Breaking up is good to do

The Feeling’s lead singer on split that inspired latest album


The lead singer of The Feeling is not the type of guy to discuss feelings on Twitter.

The British band’s latest album, Boy Cried Wolf, begins with the ballad “Blue Murder,” which grapples with an increasingly noisy world where social media and self-promotion are requirements for most pop stars.

“I don’t understand these artists that can talk about themselves on Twitter all the time,” frontman Dan Gillespie-Sells tells Xtra. “What is left to write about when you’ve done all that? If I was really good at communicating, the rest of the time I probably wouldn’t be such a good songwriter.”

Released in the United Kingdom last fall and in North America in February, Boy Cried Wolf is the London band’s fourth studio album and their first since parting ways with major label Universal. The album marks a return to the elegant and anthemic pop-rock that made singer Gillespie-Sells, bassist Richard Jones, guitarist Kevin Jeremiah, keyboardist Ciaran Jeremiah and drummer Paul Stewart regulars on British radio after the release of their debut, Twelve Stops and Home, in 2006.

The Feeling continued the hot streak two years later with their second LP, Join with Us, but their third effort, Together We Were Made, failed to make as big a splash commercially.

Where did it all go wrong?

“If we were to have made this album when we were still signed to Universal, they would have loved it,” Gillespie-Sells, 35, tells Xtra over the phone from his home studio in London. “But this album could never have happened while we were signed to Universal because they wouldn’t let it happen. They would interfere and try and steer it. My natural reaction as an artist is against that. So I’d make the craziest stuff I possibly could just to annoy them.”

Rather than place all the blame on his old label for stifling the band’s creative freedom, Gillespie-Sells takes a more reflective view and chalks it up to a classic case of self-sabotage in the guise of youthful rebellion.

“It took a while to realize that’s what I was doing,” he says. “When you grow up, you know yourself a little bit better. You realize how you work when you’re under pressure and how you work when you’re not.”

Label pressure was not the only drama in Gillespie-Sells’s life at the time. Not long after Together We Were Made came out, he and his boyfriend of five years broke up. That inspired the ballad “You’ll See” — the creative spark that ignited Boy Cried Wolf.

 

Lead single “Rescue” and “I Just Do” are full of a similar yearning, but he is careful to note that the break-up songs came to him before and after the main event. In other words, his songwriting anticipated the relationship’s end.

“If you’re writing about things that are happening at the time, I think you’re too close to it to recognize it,” he explains.

Gillespie-Sells has since set up a studio for the band in a converted London pub that he also calls home. When Xtra calls, he is recording an actor friend’s vocals but is not yet sure what for. Since wrapping up a spring tour of the UK with The Feeling, he has kept busy with several projects, including a dance piece with choreographer Javier de Frutos and a musical for Sheffield’s Crucible Theatre.

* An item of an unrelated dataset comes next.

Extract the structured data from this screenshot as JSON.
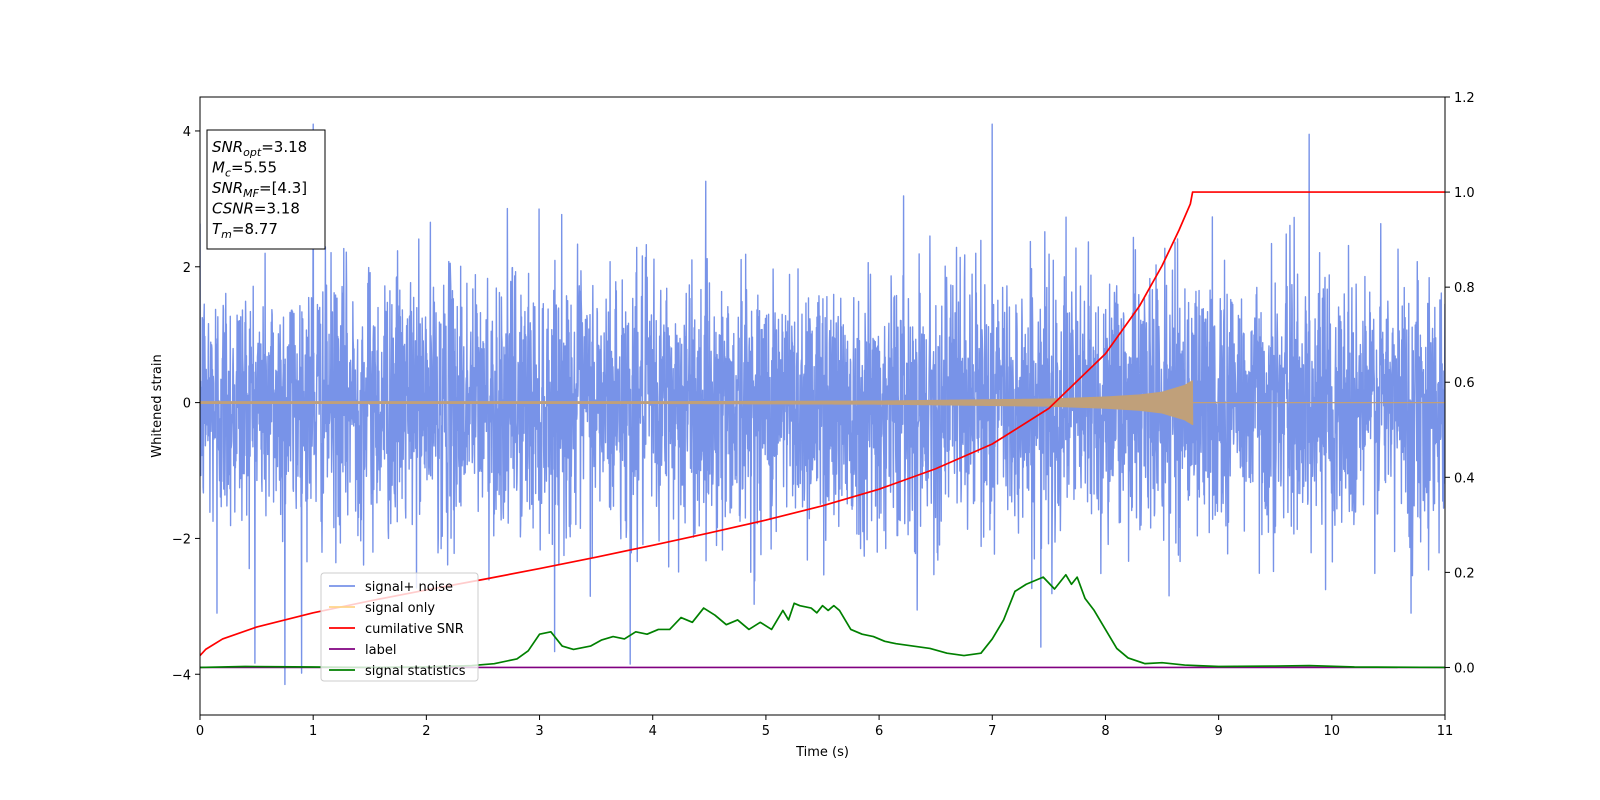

Somewhere on his to-do list is achieving success in America. A hit single in the US would likely afford opportunities to collaborate with other artists as well as to work with bigger budgets.

“I’m torn because I’m not ambitious for fame,” Gillespie-Sells says. “But it would be nice to have a chance to work with people in America, and the way to do that would be to have some success in America. That’s how it works.”

One thing he will not compromise is his sexuality. When he met Elton John, the pop legend warned him that opening up in the press about his gayness sometimes comes with consequences.

“He said, ‘Do you want to make it public in America that you’re gay? Because it can have an effect.’ And I said, ‘Hell yeah!’ he recalls.

The memory leads into a rant about performers who dodge the issue of their sexuality publicly. While some pop stars are weary of being held up as role models, Gillespie-Sells is perfectly happy to take on the job.

“With this record, I’ve been doing a lot more gay press, and I’m actually really happy about it. We still live in a world where there’s a lot of work to be done around bullying and gay rights — not to mention women’s rights,” he says. “I’m happy to be a spokesperson, and I don’t really care if I bore people with it. And I don’t care if it becomes all about me being gay if I can provide one kid with a bit of hope who might cause themselves harm due to their sexuality.

“These actors that do it drive me crazy because I’m like, what is your life worth if you have to hide and not be true to yourself for the sake of where your career might take you?” he says. “It’s just so unhealthy and shameful. I wouldn’t hide who I am for any money in the world.”